Из кабинета вышел Бочкарев – полный, с улыбкой, которая, однако, не скрывала волнения.
– Неужто Тимаков? В Степной армии ты двадцать первый севастополец!
– Так мало, товарищ генерал?
– Полегли у Инкермана, в Херсонесе, в Карантинной бухте и в походе к вам в горы. Вот так-то, партизан-севастополец. Как узнаю про участника тех боев, ищу встречи. Правдами-неправдами тащу в нашу Степную армию. Вот и про тебя мне Иван Ефимович позвонил… Кофе пьешь? – Разлил по чашечкам, положил в каждую по ломтику лимона. – Пей глоточками.

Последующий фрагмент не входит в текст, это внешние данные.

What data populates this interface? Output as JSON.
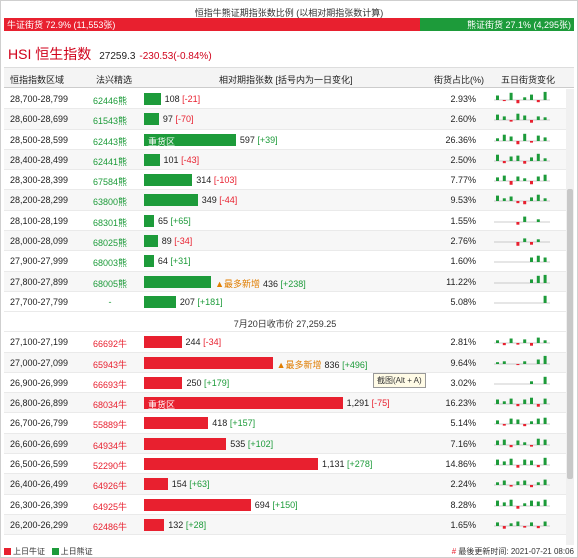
{
  "top_title": "恒指牛熊证期指张数比例 (以相对期指张数计算)",
  "ratio": {
    "bull_label": "牛证街货 72.9% (11,553张)",
    "bull_fraction": 0.729,
    "bear_label": "熊证街货 27.1% (4,295张)"
  },
  "hsi": {
    "name": "HSI 恒生指数",
    "price": "27259.3",
    "change": "-230.53(-0.84%)"
  },
  "header": {
    "range": "恒指指数区域",
    "code": "法兴精选",
    "contracts": "相对期指张数 [括号内为一日变化]",
    "share": "街货占比(%)",
    "five_day": "五日街货变化"
  },
  "colors": {
    "bull": "#e8202f",
    "bear": "#1d9b3a"
  },
  "max_contracts": 1300,
  "bear_rows": [
    {
      "range": "28,700-28,799",
      "code": "62446熊",
      "value": 108,
      "value_text": "108",
      "change": "[-21]",
      "change_sign": "neg",
      "share": "2.93%",
      "mini": [
        0.5,
        -0.2,
        0.8,
        -0.6,
        0.3,
        0.6,
        -0.4,
        0.9
      ]
    },
    {
      "range": "28,600-28,699",
      "code": "61543熊",
      "value": 97,
      "value_text": "97",
      "change": "[-70]",
      "change_sign": "neg",
      "share": "2.60%",
      "mini": [
        0.6,
        0.4,
        -0.3,
        0.7,
        0.5,
        -0.5,
        0.4,
        0.3
      ]
    },
    {
      "range": "28,500-28,599",
      "code": "62443熊",
      "value": 597,
      "value_text": "597",
      "change": "[+39]",
      "change_sign": "pos",
      "share": "26.36%",
      "label": "重货区",
      "mini": [
        0.3,
        0.7,
        0.5,
        -0.6,
        0.8,
        -0.3,
        0.6,
        0.4
      ]
    },
    {
      "range": "28,400-28,499",
      "code": "62441熊",
      "value": 101,
      "value_text": "101",
      "change": "[-43]",
      "change_sign": "neg",
      "share": "2.50%",
      "mini": [
        0.7,
        -0.4,
        0.5,
        0.6,
        -0.5,
        0.4,
        0.8,
        0.3
      ]
    },
    {
      "range": "28,300-28,399",
      "code": "67584熊",
      "value": 314,
      "value_text": "314",
      "change": "[-103]",
      "change_sign": "neg",
      "share": "7.77%",
      "mini": [
        0.4,
        0.6,
        -0.7,
        0.5,
        0.3,
        -0.6,
        0.5,
        0.7
      ]
    },
    {
      "range": "28,200-28,299",
      "code": "63800熊",
      "value": 349,
      "value_text": "349",
      "change": "[-44]",
      "change_sign": "neg",
      "share": "9.53%",
      "mini": [
        0.6,
        0.3,
        0.5,
        -0.4,
        -0.6,
        0.4,
        0.7,
        0.3
      ]
    },
    {
      "range": "28,100-28,199",
      "code": "68301熊",
      "value": 65,
      "value_text": "65",
      "change": "[+65]",
      "change_sign": "pos",
      "share": "1.55%",
      "mini": [
        0.0,
        0.0,
        0.0,
        -0.5,
        0.6,
        0.0,
        0.3,
        0.0
      ]
    },
    {
      "range": "28,000-28,099",
      "code": "68025熊",
      "value": 89,
      "value_text": "89",
      "change": "[-34]",
      "change_sign": "neg",
      "share": "2.76%",
      "mini": [
        0.0,
        0.0,
        0.0,
        -0.7,
        0.4,
        -0.5,
        0.3,
        0.0
      ]
    },
    {
      "range": "27,900-27,999",
      "code": "68003熊",
      "value": 64,
      "value_text": "64",
      "change": "[+31]",
      "change_sign": "pos",
      "share": "1.60%",
      "mini": [
        0.0,
        0.0,
        0.0,
        0.0,
        0.0,
        0.5,
        0.7,
        0.5
      ]
    },
    {
      "range": "27,800-27,899",
      "code": "68005熊",
      "value": 436,
      "value_text": "436",
      "change": "[+238]",
      "change_sign": "pos",
      "share": "11.22%",
      "tag": "▲最多新增",
      "mini": [
        0.0,
        0.0,
        0.0,
        0.0,
        0.0,
        0.4,
        0.8,
        0.9
      ]
    },
    {
      "range": "27,700-27,799",
      "code": "-",
      "value": 207,
      "value_text": "207",
      "change": "[+181]",
      "change_sign": "pos",
      "share": "5.08%",
      "mini": [
        0.0,
        0.0,
        0.0,
        0.0,
        0.0,
        0.0,
        0.0,
        0.8
      ]
    }
  ],
  "midline": "7月20日收市价 27,259.25",
  "bull_rows": [
    {
      "range": "27,100-27,199",
      "code": "66692牛",
      "value": 244,
      "value_text": "244",
      "change": "[-34]",
      "change_sign": "neg",
      "share": "2.81%",
      "mini": [
        0.3,
        -0.4,
        0.5,
        -0.3,
        0.4,
        -0.5,
        0.6,
        0.3
      ]
    },
    {
      "range": "27,000-27,099",
      "code": "65943牛",
      "value": 836,
      "value_text": "836",
      "change": "[+496]",
      "change_sign": "pos",
      "share": "9.64%",
      "tag": "▲最多新增",
      "mini": [
        0.2,
        0.3,
        0.0,
        -0.2,
        0.3,
        0.0,
        0.5,
        0.9
      ]
    },
    {
      "range": "26,900-26,999",
      "code": "66693牛",
      "value": 250,
      "value_text": "250",
      "change": "[+179]",
      "change_sign": "pos",
      "share": "3.02%",
      "mini": [
        0.0,
        0.0,
        0.0,
        0.0,
        0.0,
        0.3,
        0.0,
        0.8
      ]
    },
    {
      "range": "26,800-26,899",
      "code": "68034牛",
      "value": 1291,
      "value_text": "1,291",
      "change": "[-75]",
      "change_sign": "neg",
      "share": "16.23%",
      "label": "重货区",
      "mini": [
        0.5,
        0.3,
        0.6,
        -0.4,
        0.5,
        0.7,
        -0.5,
        0.6
      ]
    },
    {
      "range": "26,700-26,799",
      "code": "55889牛",
      "value": 418,
      "value_text": "418",
      "change": "[+157]",
      "change_sign": "pos",
      "share": "5.14%",
      "mini": [
        0.4,
        -0.3,
        0.6,
        0.5,
        -0.4,
        0.3,
        0.6,
        0.7
      ]
    },
    {
      "range": "26,600-26,699",
      "code": "64934牛",
      "value": 535,
      "value_text": "535",
      "change": "[+102]",
      "change_sign": "pos",
      "share": "7.16%",
      "mini": [
        0.5,
        0.6,
        -0.4,
        0.5,
        0.3,
        -0.3,
        0.7,
        0.6
      ]
    },
    {
      "range": "26,500-26,599",
      "code": "52290牛",
      "value": 1131,
      "value_text": "1,131",
      "change": "[+278]",
      "change_sign": "pos",
      "share": "14.86%",
      "mini": [
        0.6,
        0.4,
        0.7,
        -0.5,
        0.6,
        0.5,
        -0.4,
        0.8
      ]
    },
    {
      "range": "26,400-26,499",
      "code": "64926牛",
      "value": 154,
      "value_text": "154",
      "change": "[+63]",
      "change_sign": "pos",
      "share": "2.24%",
      "mini": [
        0.3,
        0.5,
        -0.3,
        0.4,
        0.5,
        -0.4,
        0.3,
        0.6
      ]
    },
    {
      "range": "26,300-26,399",
      "code": "64925牛",
      "value": 694,
      "value_text": "694",
      "change": "[+150]",
      "change_sign": "pos",
      "share": "8.28%",
      "mini": [
        0.6,
        0.4,
        0.7,
        -0.5,
        0.3,
        0.6,
        0.5,
        0.7
      ]
    },
    {
      "range": "26,200-26,299",
      "code": "62486牛",
      "value": 132,
      "value_text": "132",
      "change": "[+28]",
      "change_sign": "pos",
      "share": "1.65%",
      "mini": [
        0.4,
        -0.5,
        0.3,
        0.5,
        -0.3,
        0.4,
        -0.4,
        0.5
      ]
    }
  ],
  "tooltip": "截图(Alt + A)",
  "footer": {
    "legend_bull": "上日牛证",
    "legend_bear": "上日熊证",
    "update_prefix": "#",
    "update_text": "最後更新时间: 2021-07-21 08:06"
  }
}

Пил, но удовольствия не испытывал.
– Ну как? – улыбнулся.
– Не дошло, – признался откровенно.
– Вкус на уровне питекантропа!
Он с непонятным мне наслаждением крохотными глоточками опорожнил чашечку, которая в его больших руках казалась детской игрушкой. Поставил ее на столик.
– Доволен назначением?
– Да вот думаю… Все как снег на голову. Запасный полк – темный лес. Соображаю – как быть?
– Видите ли, соображает. – Генеральский взгляд стал строг. – Ему приказано командовать полком, а он «соображает».